No es un aviso menor. La petición llega en pleno pico de la crisis de Ceuta y doce días antes del partido, cuando el dispositivo de seguridad ya debería estar diseñado. La Federación tiene ahora dos opciones: mover el encuentro o jugarlo sin respaldo policial.
Qué dice la carta que Interior envió a la RFEF
El escrito sale de la Comisaría General de Seguridad Ciudadana y va dirigido al organismo que preside Rafael Louzán. En él, Interior asegura que 'es ineludible considerar la situación excepcional' que atraviesa Ceuta y alude a un clima de tensión en la vía pública. En ningún momento habla de invasión territorial.
A partir de ahí, el ministerio enumera los problemas prácticos. No hay agentes suficientes para montar un dispositivo extraordinario, ni para escoltar a las selecciones y al equipo arbitral, ni para coordinar los movimientos de las delegaciones durante su estancia en la ciudad. El estadio Alfonso Murube carece además de Unidad de Control Organizativo (UCO), una ausencia que Interior considera relevante porque obligaría a suplirla con recursos adicionales.
Y luego está el reloj. El encuentro se comunicó doce días antes de su celebración, un margen que el ministerio califica de 'especialmente limitado' para dimensionar el operativo. La conclusión es que Interior 'desaconseja' el partido y pide a la RFEF que valore 'con carácter urgente' una sede alternativa.
Por qué el partido del Ceuta sí se juega y el de la Selección no
Un detalle ayuda a medir el alcance real de la petición: Interior no se opone al partido de liga del Ceuta, que se jugará en el mismo estadio contra el Valladolid a las 16.15 horas, en la sexta jornada de Segunda División. La diferencia no está en el recinto, sino en el operativo: un partido de competición regular lleva semanas planificado y cuenta con protocolos ya rodados.
El mismo estadio, dos partidos y dos respuestas distintas: Interior no se opone al de liga y pide cancelar el del 30 de septiembre.
El contexto que describe el ministerio no procede solo de la calle. La Audiencia Nacional ha admitido un recurso de un sindicato policial contra los alojamientos habilitados en el puerto de Ceuta, según ha publicado elDiario.es, lo que mantiene abierto un frente judicial sobre la gestión de la acogida.
La RFEF había organizado el amistoso como muestra de apoyo a los ceutíes en el momento más complicado de su historia, según la versión recogida por El Mundo. Por ahora no ha anunciado si acepta cambiar de sede ni si mantiene la fecha prevista.
Qué se decide ahora y por qué no es un caso aislado
El desenlace depende de la Federación, pero el marco es más amplio. La seguridad de los grandes eventos deportivos se coordina entre las unidades policiales y los organizadores, y cuando el engranaje no encaja el partido se mueve, se suspende o se juega sin público.
Hay precedentes cercanos. En octubre de 2017, el Barcelona disputó un partido de liga a puerta cerrada en el Camp Nou por el clima de tensión en Cataluña. La decisión llegó desde el ámbito de la seguridad, no desde el deportivo.

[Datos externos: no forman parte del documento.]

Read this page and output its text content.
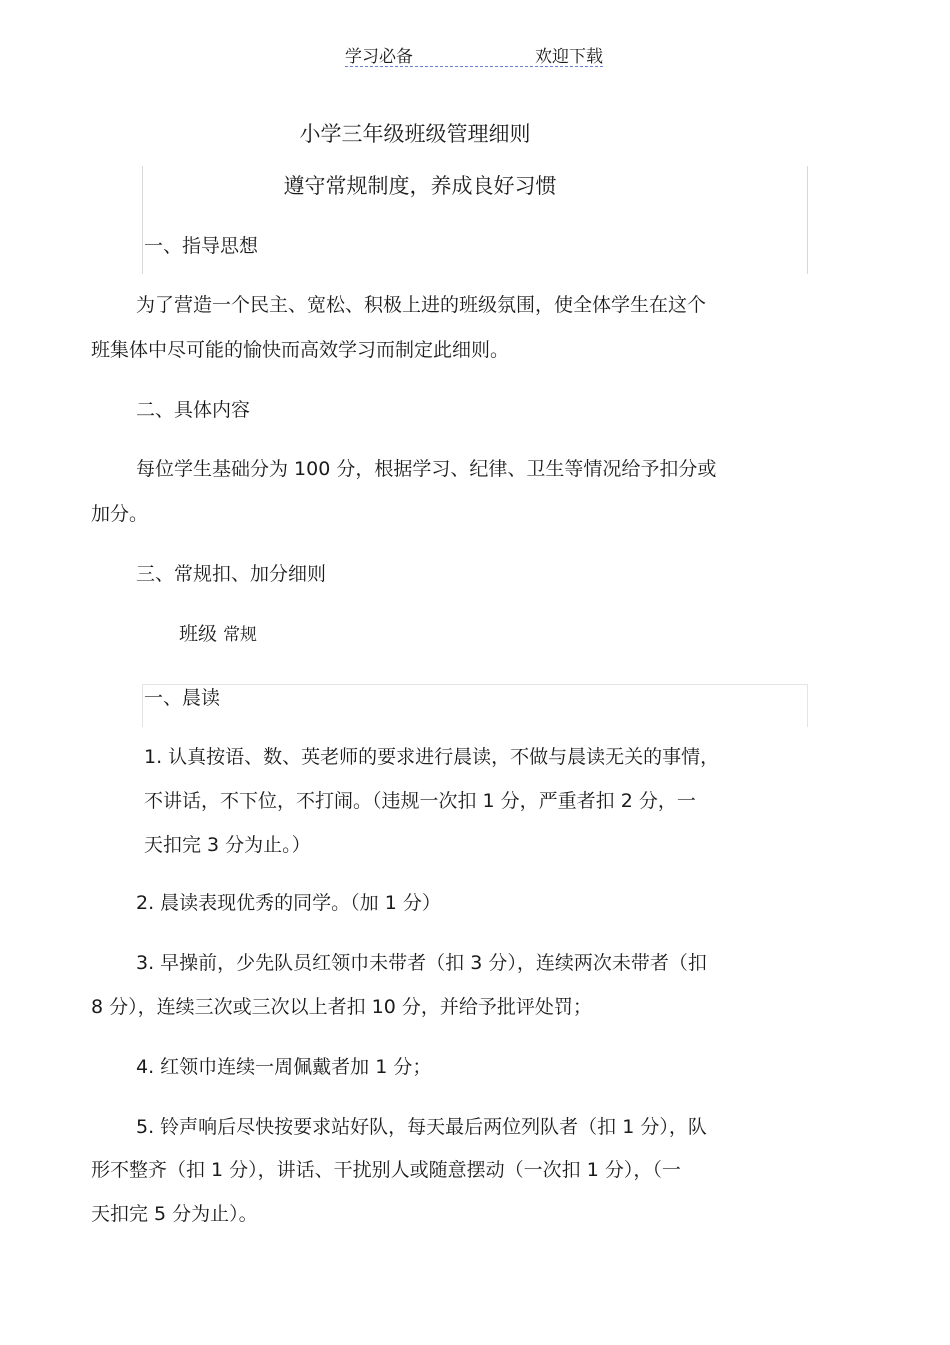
学习必备	欢迎下载
小学三年级班级管理细则
遵守常规制度，养成良好习惯
一、指导思想
为了营造一个民主、宽松、积极上进的班级氛围，使全体学生在这个
班集体中尽可能的愉快而高效学习而制定此细则。
二、具体内容
每位学生基础分为 100 分，根据学习、纪律、卫生等情况给予扣分或
加分。
三、常规扣、加分细则
班级 常规
一、晨读
1. 认真按语、数、英老师的要求进行晨读，不做与晨读无关的事情，
不讲话，不下位，不打闹。（违规一次扣 1 分，严重者扣 2 分，一
天扣完 3 分为止。）
2. 晨读表现优秀的同学。（加 1 分）
3. 早操前，少先队员红领巾未带者（扣 3 分），连续两次未带者（扣
8 分），连续三次或三次以上者扣 10 分，并给予批评处罚；
4. 红领巾连续一周佩戴者加 1 分；
5. 铃声响后尽快按要求站好队，每天最后两位列队者（扣 1 分），队
形不整齐（扣 1 分），讲话、干扰别人或随意摆动（一次扣 1 分），（一
天扣完 5 分为止）。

La petición admite dos lecturas. Para Interior, la seguridad es un requisito previo y sin UCO, sin agentes disponibles y con doce días de margen no hay garantías suficientes. Para la Federación, el amistoso era una respuesta institucional a una ciudad que atraviesa su peor momento, y cambiar de sede en plena cuenta atrás obliga a rehacer entradas, desplazamientos y protocolo.
Los próximos días aclararán si el España-México Sub-20 se juega en Ceuta, se traslada a otra ciudad o se queda sin fecha. El ministerio ha pedido una decisión urgente y el reloj corre en contra: cada jornada que pasa reduce el margen para montar cualquier operativo alternativo.

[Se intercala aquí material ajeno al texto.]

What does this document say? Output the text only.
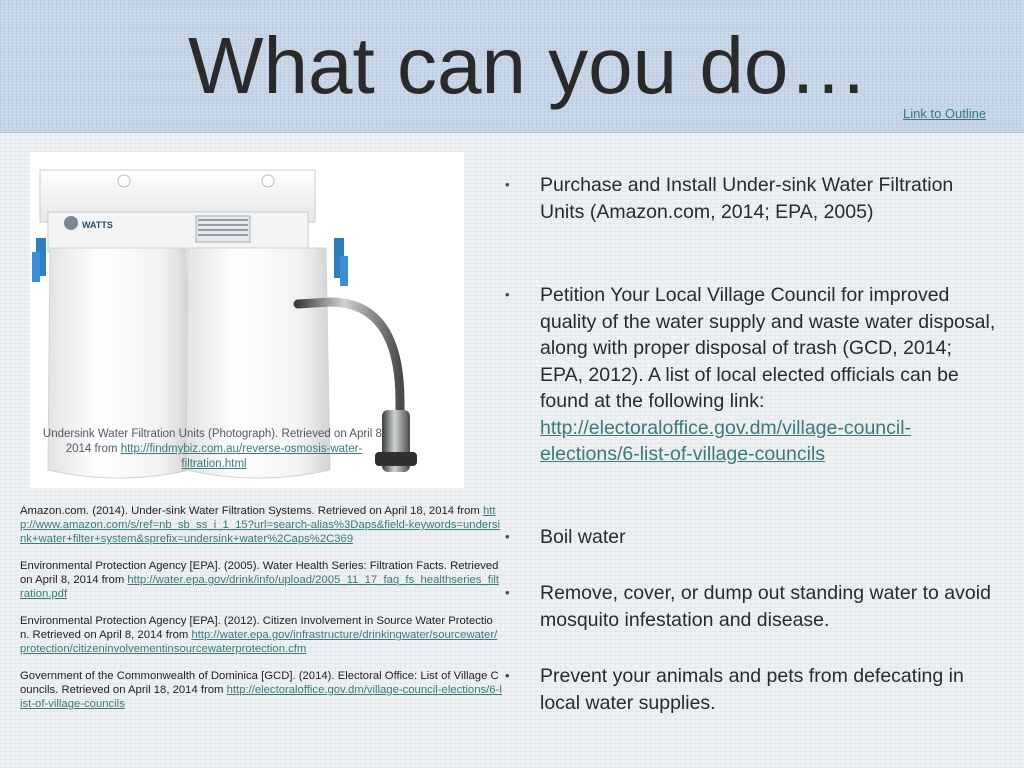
What can you do…
Link to Outline
WATTS
Undersink Water Filtration Units (Photograph). Retrieved on April 8, 2014 from http://findmybiz.com.au/reverse-osmosis-water-filtration.html

Amazon.com. (2014). Under-sink Water Filtration Systems. Retrieved on April 18, 2014 from http://www.amazon.com/s/ref=nb_sb_ss_i_1_15?url=search-alias%3Daps&field-keywords=undersink+water+filter+system&sprefix=undersink+water%2Caps%2C369

Environmental Protection Agency [EPA]. (2005). Water Health Series: Filtration Facts. Retrieved on April 8, 2014 from http://water.epa.gov/drink/info/upload/2005_11_17_faq_fs_healthseries_filtration.pdf

Environmental Protection Agency [EPA]. (2012). Citizen Involvement in Source Water Protection. Retrieved on April 8, 2014 from http://water.epa.gov/infrastructure/drinkingwater/sourcewater/protection/citizeninvolvementinsourcewaterprotection.cfm

Government of the Commonwealth of Dominica [GCD]. (2014). Electoral Office: List of Village Councils. Retrieved on April 18, 2014 from http://electoraloffice.gov.dm/village-council-elections/6-list-of-village-councils

•	Purchase and Install Under-sink Water Filtration Units (Amazon.com, 2014; EPA, 2005)
•	Petition Your Local Village Council for improved quality of the water supply and waste water disposal, along with proper disposal of trash (GCD, 2014; EPA, 2012). A list of local elected officials can be found at the following link: http://electoraloffice.gov.dm/village-council-elections/6-list-of-village-councils
•	Boil water
•	Remove, cover, or dump out standing water to avoid mosquito infestation and disease.
•	Prevent your animals and pets from defecating in local water supplies.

📌 En claves: lo que debes saber
- Qué ha pasado: Interior ha pedido a la RFEF que cancele el amistoso España-México Sub-20 del 30 de septiembre en Ceuta y busque otra sede.
- Por qué te importa: El partido era un gesto de apoyo a la ciudad; su cancelación o cambio de sede afecta a entradas y desplazamientos ya previstos.
- A quién afecta: A la RFEF, a las dos selecciones, al Ceuta y a los aficionados, además de a los sindicatos policiales que han recurrido la acogida del puerto.
- Hacia dónde vamos: La RFEF debe decidir si mantiene la fecha, cambia de sede o suspende el encuentro; el recurso policial sigue en la Audiencia Nacional.